Introduction

Nous sommes en 1585. Sept bateaux déversent en Île Roanoke, au large de la côte des Carolines, d'audacieux Anglais qui y fondent une colonie. Quand le navire de ravitaillement revient, il ne reste aucune trace des colons. Depuis, d'innombrables livres, articles et programmes de télévision américains ont hasardé des hypothèses sur le sort de ce premier établissement anglais en Amérique du Nord. L'histoire de la « colonie perdue » est effectivement une énigme fascinante.

Malheureusement, aussi juteuse que soit la théorie de l'évanouissement des colons, elle est erronée.

On peut supposer que le temps finira par révéler que les colons se sont en fait joints aux Autochtones censés occuper le continent nord-américain depuis 11 500 ans (encore que d'après le Time, il y aurait à la sortie de Pittsburgh un site qui daterait de plus de 12 000 ans et pourrait bien être " le plus ancien site archéologique de l'Amérique du Nord1 ").

Malheureusement, c'est également faux.

C'est en 1578, et non en 1585, que les Anglais ont essayé pour la première fois de fonder une colonie en Amérique du Nord, et qui plus est, non pas au large de la Caroline du Nord, mais au Nunavut, près de l'actuel Iqaluit. Si les projets d'extraction minière de Martin Frobisher ont tourné court, les fondations de sa maison sont encore bien visibles. Pourtant, cette maison de 1578 n'est pas la plus ancienne habitation du Canada, loin s'en faut : la plus ancienne demeure connue au Canada est une caverne du Yukon occupée non pas il y a 12 000 ans comme les sites des États-Unis, mais il y a au moins 20 000 ans2. Comment le sait-on? Parce que le Canada possède des archéologues chevronnés qui ont assemblé en partie les pièces du grand casse-tête que constitue l'histoire de l'Amérique du Nord. Leurs laborieux efforts contribuent à contrer quelque peu les effets de l'amnésie collective dont nous souffrons.
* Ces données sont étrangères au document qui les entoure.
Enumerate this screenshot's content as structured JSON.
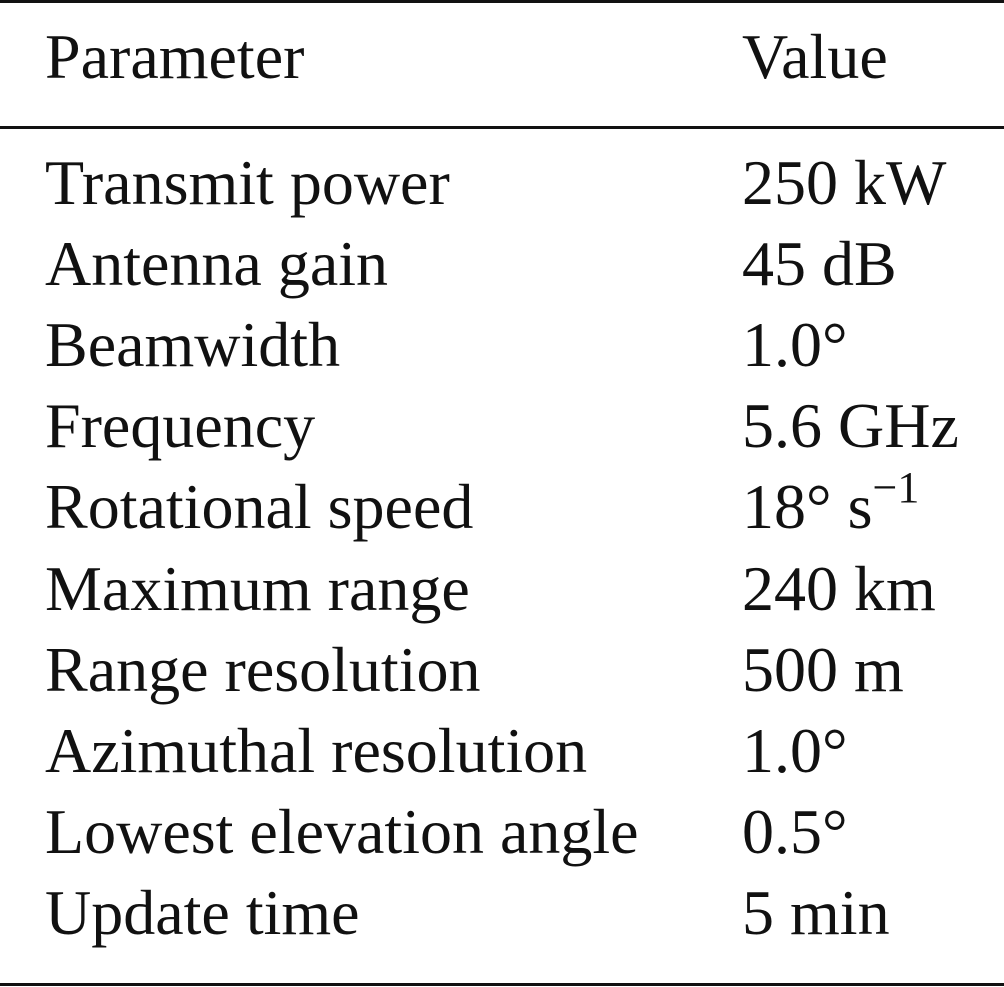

L'archéologie est l'étude des témoignages matériels qui s'accumulent au Canada depuis l'arrivée des premiers humains jusqu'aux époques historiques plus récentes. Les archéologues étudient aussi les endroits dont on pense qu'ils ont été occupés jadis et qui subissent actuellement des changements. Si les objets utilisés par les humains au fil des âges sont utiles pour comprendre les us et coutumes d'autrefois, d'autres objets plus éphémères peuvent également être révélateurs. Les archéologues prennent note du milieu naturel, des vestiges architecturaux et des réseaux de communication. En mettant bout à bout ces données, ils parviennent à préciser certains aspects de la vie des personnes en cause.

Au cours des 20 premiers millénaires d'occupation humaine au Canada, aucun écrit n'est venu documenter la vie et les événements. Même après l'avènement de l'écriture, les documents décrivaient en général assez succinctement l'existence de nos ancêtres. Parfois, la tradition orale préservait le souvenir des grands événements; toutefois, les souvenirs s'estompent souvent, surtout pour ce qui est des détails de la vie quotidienne. N'empêche que le Canada possède toujours des outils, et des outils puissants, pour jeter la lumière sur ses origines. Ses ressources archéologiques constituent ses archives d'un passé tant préhistorique qu'historique. Une ressource archéologique peut aussi bien avoir la taille d'une agglomération entière que celle d'un petit objet. Elle peut se trouver dans le sol ou dans l'eau. Le présent rapport porte sur un volet du tableau archéologique, soit celui des ressources archéologiques terrestres (et non sur les épaves, qui font l'objet de lois distinctes3).